I wanted to find out everything I could about postpartum depression and anxiety, but I still didn’t want to tell anybody about how I was feeling. Not even my husband or close friends. I was embarrassed. I felt weak. Believe it or not, I had NEVER been told about postpartum depression or anxiety in grad school. No training in perinatal mood disorders, no seminars, no classes. NOTHING substantial.

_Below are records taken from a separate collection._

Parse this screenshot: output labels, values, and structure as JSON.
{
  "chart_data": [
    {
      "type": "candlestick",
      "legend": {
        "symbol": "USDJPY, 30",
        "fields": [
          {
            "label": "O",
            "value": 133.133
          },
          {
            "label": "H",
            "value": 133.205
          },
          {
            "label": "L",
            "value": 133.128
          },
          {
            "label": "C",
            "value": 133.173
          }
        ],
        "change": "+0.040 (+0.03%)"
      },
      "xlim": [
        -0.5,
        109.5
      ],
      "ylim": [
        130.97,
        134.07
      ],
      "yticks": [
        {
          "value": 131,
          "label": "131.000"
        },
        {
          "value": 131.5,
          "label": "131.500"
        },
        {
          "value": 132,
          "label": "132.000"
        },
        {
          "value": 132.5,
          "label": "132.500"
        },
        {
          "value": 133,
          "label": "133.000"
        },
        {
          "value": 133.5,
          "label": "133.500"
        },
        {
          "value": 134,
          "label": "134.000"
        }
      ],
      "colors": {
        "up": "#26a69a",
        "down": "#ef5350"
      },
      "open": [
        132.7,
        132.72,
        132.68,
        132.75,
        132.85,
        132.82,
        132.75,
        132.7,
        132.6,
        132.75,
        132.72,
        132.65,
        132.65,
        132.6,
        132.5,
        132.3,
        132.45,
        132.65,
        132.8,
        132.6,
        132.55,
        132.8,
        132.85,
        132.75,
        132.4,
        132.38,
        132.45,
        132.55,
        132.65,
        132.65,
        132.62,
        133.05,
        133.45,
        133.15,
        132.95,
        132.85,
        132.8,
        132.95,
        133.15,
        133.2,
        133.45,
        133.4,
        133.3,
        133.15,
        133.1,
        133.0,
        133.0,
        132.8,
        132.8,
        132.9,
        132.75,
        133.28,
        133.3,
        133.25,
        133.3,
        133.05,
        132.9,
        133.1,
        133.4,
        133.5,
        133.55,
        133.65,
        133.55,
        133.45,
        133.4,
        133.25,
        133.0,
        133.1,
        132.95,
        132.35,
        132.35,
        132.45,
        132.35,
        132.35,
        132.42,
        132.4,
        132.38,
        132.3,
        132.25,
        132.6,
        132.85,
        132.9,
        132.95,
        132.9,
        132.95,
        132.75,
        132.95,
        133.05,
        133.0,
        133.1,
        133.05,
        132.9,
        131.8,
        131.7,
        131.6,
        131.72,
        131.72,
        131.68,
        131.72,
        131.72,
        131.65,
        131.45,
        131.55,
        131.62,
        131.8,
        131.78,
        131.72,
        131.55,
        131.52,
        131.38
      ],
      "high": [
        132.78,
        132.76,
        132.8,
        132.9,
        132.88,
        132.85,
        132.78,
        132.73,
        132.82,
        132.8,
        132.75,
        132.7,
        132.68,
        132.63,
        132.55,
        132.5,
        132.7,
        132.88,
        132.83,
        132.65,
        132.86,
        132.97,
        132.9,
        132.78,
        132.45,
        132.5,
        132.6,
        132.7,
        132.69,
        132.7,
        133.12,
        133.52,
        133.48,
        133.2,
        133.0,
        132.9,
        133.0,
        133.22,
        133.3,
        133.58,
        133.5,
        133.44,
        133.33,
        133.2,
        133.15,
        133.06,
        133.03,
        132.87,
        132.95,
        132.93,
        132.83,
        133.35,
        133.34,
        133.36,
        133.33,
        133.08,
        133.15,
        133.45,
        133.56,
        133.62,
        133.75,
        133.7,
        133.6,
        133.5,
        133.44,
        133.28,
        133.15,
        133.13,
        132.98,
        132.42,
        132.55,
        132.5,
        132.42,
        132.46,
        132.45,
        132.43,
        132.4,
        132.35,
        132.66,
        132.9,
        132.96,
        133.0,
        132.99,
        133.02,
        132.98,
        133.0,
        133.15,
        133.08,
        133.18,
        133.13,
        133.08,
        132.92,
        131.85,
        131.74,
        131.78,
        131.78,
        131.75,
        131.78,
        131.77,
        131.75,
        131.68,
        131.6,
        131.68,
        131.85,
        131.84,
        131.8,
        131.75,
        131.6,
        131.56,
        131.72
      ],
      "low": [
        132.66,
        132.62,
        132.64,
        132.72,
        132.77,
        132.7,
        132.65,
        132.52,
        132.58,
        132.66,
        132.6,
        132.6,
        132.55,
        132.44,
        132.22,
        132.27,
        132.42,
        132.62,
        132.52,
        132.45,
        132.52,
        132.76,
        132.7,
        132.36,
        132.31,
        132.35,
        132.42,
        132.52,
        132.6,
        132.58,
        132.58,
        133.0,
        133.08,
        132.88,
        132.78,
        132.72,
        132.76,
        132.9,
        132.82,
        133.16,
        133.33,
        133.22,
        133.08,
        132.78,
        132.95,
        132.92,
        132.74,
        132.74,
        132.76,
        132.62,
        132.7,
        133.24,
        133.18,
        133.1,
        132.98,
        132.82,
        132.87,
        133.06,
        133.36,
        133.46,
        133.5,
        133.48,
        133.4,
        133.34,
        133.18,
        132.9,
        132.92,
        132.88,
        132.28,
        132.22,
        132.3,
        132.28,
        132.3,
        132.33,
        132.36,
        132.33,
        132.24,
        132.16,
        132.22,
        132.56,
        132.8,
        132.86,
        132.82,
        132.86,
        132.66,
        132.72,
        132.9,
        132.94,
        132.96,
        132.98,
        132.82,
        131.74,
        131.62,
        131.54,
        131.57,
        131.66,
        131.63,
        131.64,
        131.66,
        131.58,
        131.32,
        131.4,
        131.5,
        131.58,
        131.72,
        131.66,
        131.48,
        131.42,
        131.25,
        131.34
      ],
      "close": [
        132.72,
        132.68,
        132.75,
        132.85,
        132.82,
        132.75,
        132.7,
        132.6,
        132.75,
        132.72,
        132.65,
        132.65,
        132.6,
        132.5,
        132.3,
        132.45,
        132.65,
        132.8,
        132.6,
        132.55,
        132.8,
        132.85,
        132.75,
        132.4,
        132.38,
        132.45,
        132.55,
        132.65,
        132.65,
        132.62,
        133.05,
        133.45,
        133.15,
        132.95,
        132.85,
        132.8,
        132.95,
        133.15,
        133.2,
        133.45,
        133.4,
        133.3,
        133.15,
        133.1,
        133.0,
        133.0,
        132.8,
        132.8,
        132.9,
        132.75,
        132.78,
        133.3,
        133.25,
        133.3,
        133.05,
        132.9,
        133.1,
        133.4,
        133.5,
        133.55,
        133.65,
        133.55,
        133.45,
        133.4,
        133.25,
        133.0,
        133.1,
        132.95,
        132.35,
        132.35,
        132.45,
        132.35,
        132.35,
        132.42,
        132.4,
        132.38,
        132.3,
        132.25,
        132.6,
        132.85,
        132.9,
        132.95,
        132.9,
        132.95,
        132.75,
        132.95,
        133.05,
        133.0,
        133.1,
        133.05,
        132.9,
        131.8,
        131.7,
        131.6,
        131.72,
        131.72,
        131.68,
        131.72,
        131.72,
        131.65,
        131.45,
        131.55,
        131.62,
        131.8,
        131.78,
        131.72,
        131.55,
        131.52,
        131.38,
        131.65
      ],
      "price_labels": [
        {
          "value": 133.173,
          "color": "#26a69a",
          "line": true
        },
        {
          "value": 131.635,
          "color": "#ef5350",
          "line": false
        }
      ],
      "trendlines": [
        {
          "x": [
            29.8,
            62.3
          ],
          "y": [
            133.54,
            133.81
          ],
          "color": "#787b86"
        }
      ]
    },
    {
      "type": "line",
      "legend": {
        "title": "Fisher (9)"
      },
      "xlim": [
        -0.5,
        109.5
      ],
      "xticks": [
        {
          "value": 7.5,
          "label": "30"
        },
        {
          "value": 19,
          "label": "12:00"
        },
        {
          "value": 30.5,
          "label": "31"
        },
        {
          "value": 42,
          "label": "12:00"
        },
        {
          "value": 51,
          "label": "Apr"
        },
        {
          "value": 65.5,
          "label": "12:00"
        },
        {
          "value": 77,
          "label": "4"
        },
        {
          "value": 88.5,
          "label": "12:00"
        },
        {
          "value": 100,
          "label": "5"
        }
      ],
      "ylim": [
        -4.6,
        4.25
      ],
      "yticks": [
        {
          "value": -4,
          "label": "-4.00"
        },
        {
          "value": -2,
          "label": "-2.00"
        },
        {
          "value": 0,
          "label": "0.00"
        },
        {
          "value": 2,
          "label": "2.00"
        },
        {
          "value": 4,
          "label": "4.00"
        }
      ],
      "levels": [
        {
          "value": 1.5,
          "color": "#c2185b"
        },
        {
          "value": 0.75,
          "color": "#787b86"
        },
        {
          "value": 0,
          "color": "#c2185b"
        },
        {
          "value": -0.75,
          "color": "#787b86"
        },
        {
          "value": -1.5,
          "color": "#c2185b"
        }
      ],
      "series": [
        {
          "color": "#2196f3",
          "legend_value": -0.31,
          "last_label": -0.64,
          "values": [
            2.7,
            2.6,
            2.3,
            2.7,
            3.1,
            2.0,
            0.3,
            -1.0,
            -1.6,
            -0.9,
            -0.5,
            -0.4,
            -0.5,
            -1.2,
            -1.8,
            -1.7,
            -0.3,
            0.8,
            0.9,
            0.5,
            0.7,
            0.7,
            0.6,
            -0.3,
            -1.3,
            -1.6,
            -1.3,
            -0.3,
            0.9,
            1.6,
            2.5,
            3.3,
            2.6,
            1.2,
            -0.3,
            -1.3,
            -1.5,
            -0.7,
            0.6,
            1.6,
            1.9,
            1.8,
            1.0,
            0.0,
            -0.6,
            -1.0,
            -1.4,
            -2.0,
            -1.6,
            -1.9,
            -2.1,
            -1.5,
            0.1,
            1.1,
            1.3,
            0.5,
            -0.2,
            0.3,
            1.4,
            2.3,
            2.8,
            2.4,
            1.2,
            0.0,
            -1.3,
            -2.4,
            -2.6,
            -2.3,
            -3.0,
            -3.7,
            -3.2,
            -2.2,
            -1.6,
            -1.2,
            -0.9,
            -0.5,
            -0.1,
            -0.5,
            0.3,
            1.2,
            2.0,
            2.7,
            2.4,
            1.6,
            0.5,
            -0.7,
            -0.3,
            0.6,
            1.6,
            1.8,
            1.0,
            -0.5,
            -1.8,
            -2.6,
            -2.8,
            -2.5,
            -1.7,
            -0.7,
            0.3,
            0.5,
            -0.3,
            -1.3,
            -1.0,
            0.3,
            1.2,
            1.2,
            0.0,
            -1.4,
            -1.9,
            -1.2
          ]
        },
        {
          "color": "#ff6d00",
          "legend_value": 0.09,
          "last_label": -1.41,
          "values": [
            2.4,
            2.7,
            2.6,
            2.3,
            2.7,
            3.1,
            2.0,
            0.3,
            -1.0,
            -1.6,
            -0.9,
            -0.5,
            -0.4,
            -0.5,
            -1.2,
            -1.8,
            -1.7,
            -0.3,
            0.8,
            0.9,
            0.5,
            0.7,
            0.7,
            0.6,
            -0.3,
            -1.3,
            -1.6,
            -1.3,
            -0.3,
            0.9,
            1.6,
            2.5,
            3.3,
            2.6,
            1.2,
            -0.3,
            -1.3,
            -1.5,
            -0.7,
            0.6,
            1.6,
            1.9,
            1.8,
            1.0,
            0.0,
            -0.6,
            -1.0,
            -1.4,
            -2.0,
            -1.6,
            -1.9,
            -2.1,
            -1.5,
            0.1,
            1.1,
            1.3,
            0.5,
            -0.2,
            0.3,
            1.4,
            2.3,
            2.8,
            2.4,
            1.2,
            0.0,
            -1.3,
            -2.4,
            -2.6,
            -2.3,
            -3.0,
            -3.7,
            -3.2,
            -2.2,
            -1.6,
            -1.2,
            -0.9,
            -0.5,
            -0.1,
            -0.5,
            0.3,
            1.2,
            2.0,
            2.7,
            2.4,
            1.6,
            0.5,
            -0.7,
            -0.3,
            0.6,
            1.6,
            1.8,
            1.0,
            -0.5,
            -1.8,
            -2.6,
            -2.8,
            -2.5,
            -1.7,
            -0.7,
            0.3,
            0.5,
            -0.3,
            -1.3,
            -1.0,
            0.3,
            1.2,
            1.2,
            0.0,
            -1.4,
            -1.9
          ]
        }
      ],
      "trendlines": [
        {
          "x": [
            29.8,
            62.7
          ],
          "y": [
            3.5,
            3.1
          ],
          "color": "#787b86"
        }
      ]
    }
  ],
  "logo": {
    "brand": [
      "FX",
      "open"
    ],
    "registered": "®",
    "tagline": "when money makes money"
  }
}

I knew it was a thing that could happen, but that’s it.
I thought to myself: I’m a Psychologist, a mental health professional; If I, as a therapist, didn’t know what was going on, how in the world would other moms be figuring this out?
I was angry that postpartum mood disorders were not widely known or talked about. I was angry that there was no follow up or real discussion from my health care providers.
Yeah, I was given a depression screen. I knew all of the questions they were asking, I’d given that screen to hundreds of people. I didn’t answer honestly. Also, there were no questions on there about anxiety. I may have denied those too.
I got out of my depression and anxiety. I worked hard to understand what was going on. I still work on things to try and keep myself balanced. What drove me the most in my recovery was the idea that so many women needed help. So many women were alone in their homes, feeling stuck in the cave, stuck in their mind. That they didn’t need to feel this way. That I didn’t need to feel that way. That WE DON’T HAVE TO SUFFER. That we don’t have to do this alone. That there is help, but we need to let them know.
What I didn’t know when I was depressed and anxious postpartum is that I would find my passion from the depths that my heart, mind and soul had to plunge.
I didn’t know that I was being transformed by my experience. I didn’t know that it would unleash a part of me that had such drive and ambition to help other women.
These are the things that we simply cannot see until we make it out.
Oh, man, but when we make it out...we are so much stronger than when we went in. Getting help, getting better, understanding ourselves, having compassion for ourselves, breathing deeply into our strength as women. There is transformation to be had in this experience, if we can allow ourselves to accept and grow with it.
Here's the thing: Everyone’s transformation is different.
Yours will be different from mine, from your best friend or your neighbor. It may come in a different package, smaller or larger than others. Your process, your change: It’s no more or no less than what it needs to be for you.
Your journey is unique and exquisitely YOURS. I’m hopeful that you will find your way through and be able to see the beauty on the other side of your transformation.
Katayune Kaeni, Psy.D., is a psychologist specializing maternal mental health. She was drawn to this specialty after going through Postpartum Depression and Anxiety with her first child. Dr. Kaeni’s mission is to support mothers, train health care providers and advocate for women and families and bring discussions of maternal mental health out in the open. She volunteers for Postpartum Support International as the area co-coordinator for San Bernardino County, works with San Bernardino County to offer local training to healthcare providers and works with local, national and international maternal mental health organizations. She thoroughly enjoys crushing stigma!